In 2008 I joined an online group for women expecting babies in December of that year. I needed to talk to other women going through the ups and downs of pregnancy, who could commiserate over our achy body parts we didn’t know we had, celebrate all of the little moments that you only “get” if you are expecting, and help me navigate the onslaught of information on parenting- how to choose a car seat, how to choose a pediatrician, natural birth or epidural, etc.
I went into this pregnancy with pretty high ideals- I was going to be a natural mom. A crunchy mom. A cloth-diapering, breastfeeding, baby-wearing goddess.
That didn’t actually work out as planned, at least not the first time around.
One of the biggest things I needed to consider as a parent, was whether or not to vaccinate my babies. And if I was going to vaccinate them…when, and how was I going to do it?
It was 2008, so I obviously read The Vaccine Book like it was the Bible. And I listened to every impassioned plea to not “overload” my new babies system with multiple shots at once. That was dangerous, y’all! Blood Brain Barrier! Scary shit.
And then some people were always talking about autism, but I didn’t know what autism was, and anyways I was plenty convinced by the “overloading the system” rhetoric- my boys would be following the Alternative Schedule set forth by Dr. Sears. The CDC was not going to dictate this one. I’m the mom. I knew best. I obviously knew better than our pediatrician.
So in November I had twins. We moved forward with the “alternative” schedule, and our pediatrician, who actually sited “vaccines” as one of his key interests, didn’t question our decision. We ended up going in like every other month or so to keep them on the schedule. This was after we had to drag them in every few days to get bilirubin checks, and every week for weight checks- what’s an extra appointment here and there?
Around 15 months we noticed that both boys had pretty much tapered off their language to nothing. We brought it up at appointments, but we were blown off.
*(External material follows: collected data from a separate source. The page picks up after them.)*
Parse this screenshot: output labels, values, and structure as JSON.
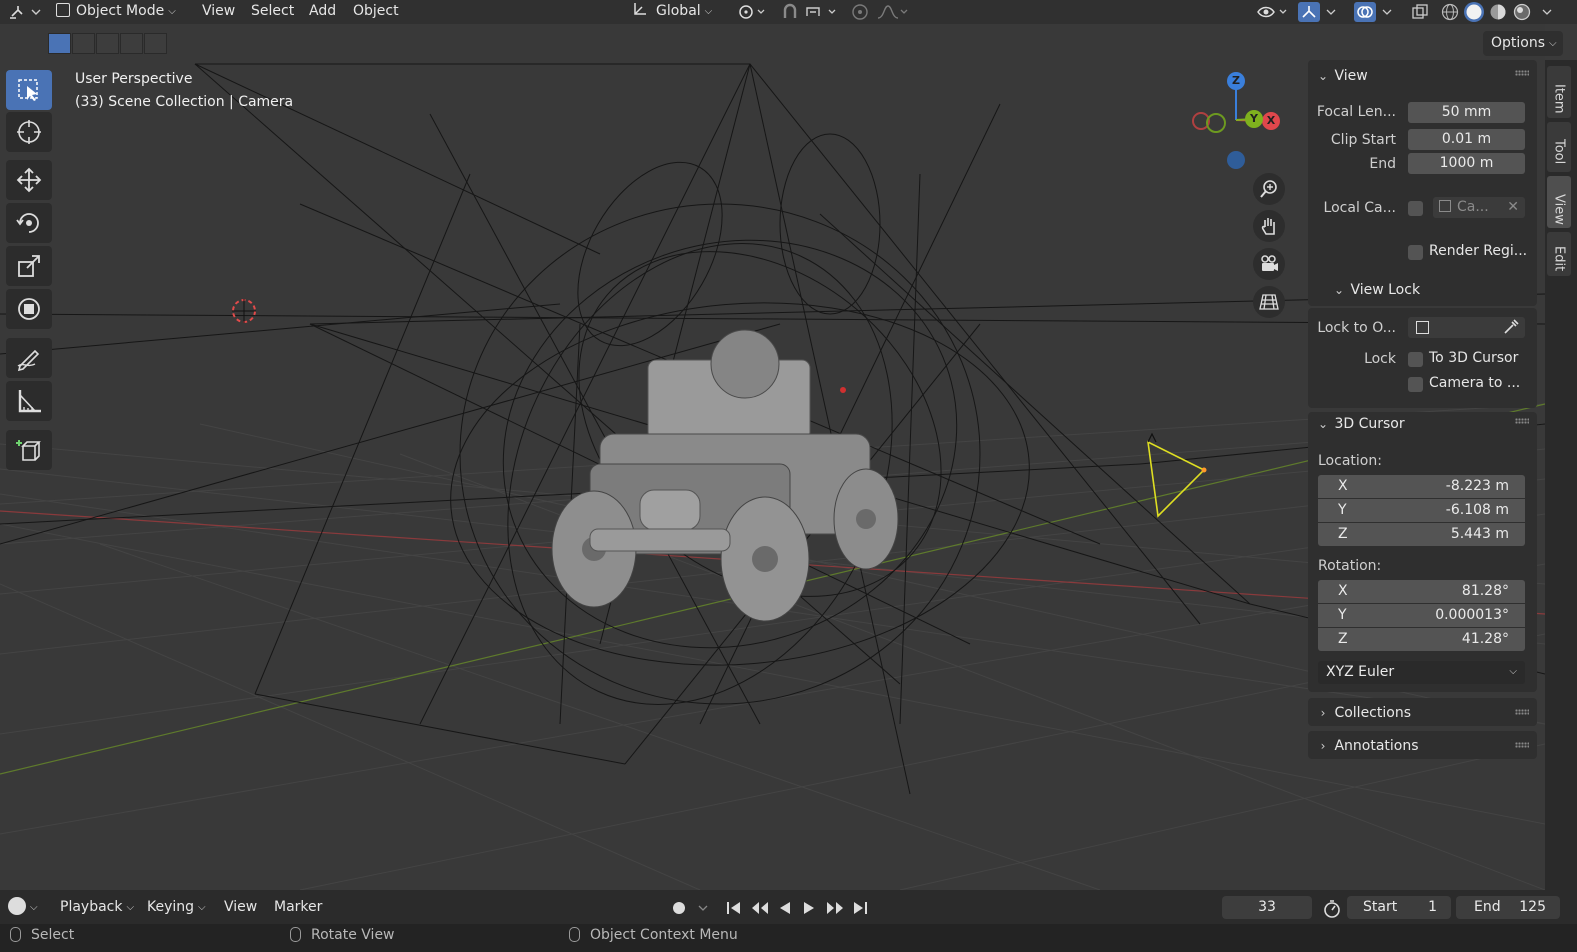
{
  "header": {
    "mode_label": "Object Mode",
    "menus": [
      "View",
      "Select",
      "Add",
      "Object"
    ],
    "transform_orientation": "Global",
    "options_label": "Options"
  },
  "viewport": {
    "perspective_label": "User Perspective",
    "collection_label": "(33) Scene Collection | Camera",
    "gizmo": {
      "z": "Z",
      "y": "Y",
      "x": "X"
    }
  },
  "toolbar": {
    "tools": [
      "select-box",
      "cursor",
      "move",
      "rotate",
      "scale",
      "transform",
      "annotate",
      "measure",
      "add-cube"
    ],
    "active": "select-box"
  },
  "npanel": {
    "view": {
      "title": "View",
      "focal_length_label": "Focal Len...",
      "focal_length_value": "50 mm",
      "clip_start_label": "Clip Start",
      "clip_start_value": "0.01 m",
      "clip_end_label": "End",
      "clip_end_value": "1000 m",
      "local_camera_label": "Local Ca...",
      "local_camera_value": "Ca...",
      "render_region_label": "Render Regi..."
    },
    "view_lock": {
      "title": "View Lock",
      "lock_to_object_label": "Lock to O...",
      "lock_label": "Lock",
      "to_3d_cursor_label": "To 3D Cursor",
      "camera_to_view_label": "Camera to ..."
    },
    "cursor": {
      "title": "3D Cursor",
      "location_label": "Location:",
      "location": [
        {
          "axis": "X",
          "value": "-8.223 m"
        },
        {
          "axis": "Y",
          "value": "-6.108 m"
        },
        {
          "axis": "Z",
          "value": "5.443 m"
        }
      ],
      "rotation_label": "Rotation:",
      "rotation": [
        {
          "axis": "X",
          "value": "81.28°"
        },
        {
          "axis": "Y",
          "value": "0.000013°"
        },
        {
          "axis": "Z",
          "value": "41.28°"
        }
      ],
      "rotation_mode": "XYZ Euler"
    },
    "collections_title": "Collections",
    "annotations_title": "Annotations"
  },
  "sidetabs": [
    "Item",
    "Tool",
    "View",
    "Edit"
  ],
  "timeline": {
    "menus": [
      "Playback",
      "Keying",
      "View",
      "Marker"
    ],
    "current_frame": "33",
    "start_label": "Start",
    "start_value": "1",
    "end_label": "End",
    "end_value": "125"
  },
  "statusbar": {
    "left": "Select",
    "middle": "Rotate View",
    "right": "Object Context Menu"
  },
  "colors": {
    "accent": "#4a73b5",
    "axis_x": "#e0474c",
    "axis_y": "#7fb11e",
    "axis_z": "#3a7fdb"
  }
}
They were boys, they were twin boys they were identical twin boys, they were premature identical twin boys…you get the drill. Nothing to see here folks! Your babies are fine.
Except they weren’t. Something was different. They had a speech delay. I just knew it in my bones.
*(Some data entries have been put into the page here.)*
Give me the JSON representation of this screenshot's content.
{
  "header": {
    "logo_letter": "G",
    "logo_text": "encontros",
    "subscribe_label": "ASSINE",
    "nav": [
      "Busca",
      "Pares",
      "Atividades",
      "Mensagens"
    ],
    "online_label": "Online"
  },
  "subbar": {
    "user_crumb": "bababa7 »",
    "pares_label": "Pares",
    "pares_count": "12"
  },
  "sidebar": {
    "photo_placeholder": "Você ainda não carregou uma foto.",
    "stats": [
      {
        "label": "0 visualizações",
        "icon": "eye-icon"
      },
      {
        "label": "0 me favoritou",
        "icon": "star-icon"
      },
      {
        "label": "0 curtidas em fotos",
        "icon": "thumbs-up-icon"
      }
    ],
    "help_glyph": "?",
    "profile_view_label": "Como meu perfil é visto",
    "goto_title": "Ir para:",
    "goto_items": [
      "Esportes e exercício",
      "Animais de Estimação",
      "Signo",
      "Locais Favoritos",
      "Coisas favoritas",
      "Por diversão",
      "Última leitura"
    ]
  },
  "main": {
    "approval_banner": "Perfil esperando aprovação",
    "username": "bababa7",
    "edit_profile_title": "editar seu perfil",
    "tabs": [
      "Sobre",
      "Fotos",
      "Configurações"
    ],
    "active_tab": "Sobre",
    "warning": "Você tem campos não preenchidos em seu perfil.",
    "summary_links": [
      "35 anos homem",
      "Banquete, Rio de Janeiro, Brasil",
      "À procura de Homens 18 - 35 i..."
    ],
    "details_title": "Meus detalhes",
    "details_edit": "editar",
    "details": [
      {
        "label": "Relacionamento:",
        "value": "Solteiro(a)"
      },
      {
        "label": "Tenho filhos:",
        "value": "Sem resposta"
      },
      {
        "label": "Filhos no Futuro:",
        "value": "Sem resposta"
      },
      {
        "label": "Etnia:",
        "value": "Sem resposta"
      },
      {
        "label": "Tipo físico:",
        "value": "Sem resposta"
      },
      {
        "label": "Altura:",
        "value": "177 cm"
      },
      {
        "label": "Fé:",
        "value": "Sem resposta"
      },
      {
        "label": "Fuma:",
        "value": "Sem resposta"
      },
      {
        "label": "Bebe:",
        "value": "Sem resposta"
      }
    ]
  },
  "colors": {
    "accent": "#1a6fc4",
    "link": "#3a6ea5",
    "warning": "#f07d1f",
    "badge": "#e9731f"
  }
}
In the meantime we had another baby, and after almost 2 years of constant visits to the pediatrician for vaccinations, we decided that there was no reason to not follow the CDC schedule. Neither of the twins had a reaction to any of their shots, and it was seriously starting to get difficult to stay on top of visits. So boy #3 was vaccinated on schedule from day 1.
When the twins were 25 months old, after 10 months of questions and being told to “wait and see”, we had them evaluated for speech by early intervention. Halfway through, the person doing the parent interview asked me what I knew about autism.
How did we miss this?
Anyway, fast forward a few months, we have many evaluations, get a medical diagnosis of autism for both boys. Our pediatrician still didn’t believe it (“they are too young to know”), but he suggests we hold off on the MMR until they are 3 years old. He never said why, but I believe he didn’t ever want us to think that the MMR had something to do with their autism, and I’m grateful for him not muddying the waters.
Shortly after our boys had their first speech eval, they started school, and there was a small measles outbreak in Minneapolis. Some of the kids attended Minneapolis Public Schools. Some of those kids may have had contact with people who worked with the boys. You can bet I was a bit frantic as we sat there, no MMR, and now what? Do we get it NOW? Do we wait it out? In the end we just waited it out, and they were vaccinated at 3.5 years old.
Every time I take the twins in for a well-visit, I am met with my copy of the vaccination schedule we set up for them, stapled to their chart. It’s embarrassing to me that I was sucked in to making this choice for my kids. That I potentially put their lives, and the lives of others at risk, because I thought of it as just one more thing in the checklist of things crunchy moms did. It’s humbling to know that I was naive enough to be swayed by junk science, and anecdotes.
They didn’t get on track until last year, when they were 6.5 years old. After we got a letter from the school listing everything they were missing. Meanwhile, our younger boys (we now have 4 boys) have been vaccinated fully, and on-time, since day 1.
Since the boys’ diagnosis, I have learned so much about the fear-mongering that goes along with vaccinating your children. What I’ve learned is that this isn’t really something that is up for discussion for the vast majority of people. It’s not a choice. It is not the same as choosing to have an epidural, or to extended rear-face your carseat. Unless you belong to a very small group of people who absolutely cannot be vaccinated, you need to be vaccinated. On schedule. No questions. Vaccines do not cause autism.